Bennett demands a rotation in the office of prime minister, with himself going first, for at least a year. And, astonishingly, he may actually get it. Even Meretz agreed to it. The Joint List supported Lapid, but announced it will not support Bennett. And it is not at all clear Lapid can form a government without the Joint List. And Bennett has his own problems: One of his seven members of Knesset, an unusually racist nobody by the name of Amihai Shikli, already announced he will not vote for a government with Meretz and the Joint List. Another Yamina MK, Ayelet Shaked, is also strongly rumored to pull a similar stunt.  

So, it’s a fool’s game trying to guess whether Lapid will actually form a government. He has 28 days to do so, but if he doesn’t, then we’re going to a fifth round of elections.

If he does, he will have the most unwieldly coalition of all times, composed of parties that detest each other and are tarnished by the very agreement to sit with other parties. The first main obstacle would be the budget; the government has to get one approved by the Knesset within three months. It’s hard to see the Joint List and Yamina agreeing on a settlements budget, for instance. Every party within the coalition would be vulnerable to criticism over the concessions it would have to make in order to allow the coalition to survive.

Which is why Bennett demands to be Prime Minister for the first year; such a coalition would be unlikely to see a second. But its main goal is to sunset Netanyahu, the grand illusionist of Israeli politics – to show that an Israeli government can be formed without Netanyahu, and allow his criminal trial to grind him down.  For over a decade, Netanyahu has cast a huge shade on Israel: Everything – this was his main gift – was about him. Your politics were either pro-Netanyahu or anti-Netanyahu, with the anti-Netanyahu’s becoming as shrill as the Bibiists. Likud is a personality cult now, much as the Republican party is: For the past five election cycles, it did not even bother to write a platform. Any platform would have shackled Netanyahu.

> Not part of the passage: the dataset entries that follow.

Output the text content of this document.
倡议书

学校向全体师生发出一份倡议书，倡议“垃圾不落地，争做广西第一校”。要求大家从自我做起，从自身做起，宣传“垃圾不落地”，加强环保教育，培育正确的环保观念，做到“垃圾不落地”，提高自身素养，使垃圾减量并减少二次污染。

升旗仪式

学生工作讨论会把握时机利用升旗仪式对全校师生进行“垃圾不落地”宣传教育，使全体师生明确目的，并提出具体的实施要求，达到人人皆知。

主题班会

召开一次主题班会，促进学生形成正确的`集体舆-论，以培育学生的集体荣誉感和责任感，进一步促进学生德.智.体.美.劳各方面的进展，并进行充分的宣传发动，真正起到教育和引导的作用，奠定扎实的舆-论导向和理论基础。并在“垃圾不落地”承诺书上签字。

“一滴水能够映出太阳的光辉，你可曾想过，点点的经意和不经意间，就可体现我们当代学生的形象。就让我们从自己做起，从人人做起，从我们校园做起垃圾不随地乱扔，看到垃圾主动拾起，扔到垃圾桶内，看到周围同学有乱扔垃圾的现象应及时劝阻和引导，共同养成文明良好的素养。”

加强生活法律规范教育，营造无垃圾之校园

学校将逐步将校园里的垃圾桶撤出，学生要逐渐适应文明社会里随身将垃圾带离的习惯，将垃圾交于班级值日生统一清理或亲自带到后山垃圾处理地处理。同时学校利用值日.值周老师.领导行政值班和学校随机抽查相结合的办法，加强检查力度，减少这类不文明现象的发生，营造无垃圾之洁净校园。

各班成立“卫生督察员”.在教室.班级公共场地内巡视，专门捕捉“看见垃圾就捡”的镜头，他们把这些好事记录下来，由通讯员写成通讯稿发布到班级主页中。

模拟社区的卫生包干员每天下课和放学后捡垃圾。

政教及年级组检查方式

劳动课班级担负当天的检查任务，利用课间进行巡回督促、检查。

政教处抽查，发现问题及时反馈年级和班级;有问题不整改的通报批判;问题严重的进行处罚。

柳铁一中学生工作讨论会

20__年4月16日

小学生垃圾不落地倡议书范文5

With Netanyahu gone, Israel may return to a semi-normalcy: Issues will become relevant to political life again. And then, perhaps, countless leftist voters, who abandoned their parties in the futile belief that a centrist party will bring down Netanyahu, may come home.

Perhaps. But as long as this inner conflict continues, Palestinians will have to rely on the small numbers of Israeli activists who already march in solidarity with them. The apartheid regime will grind on – unless the International Criminal Court and the international community delivers a short, sharp shock.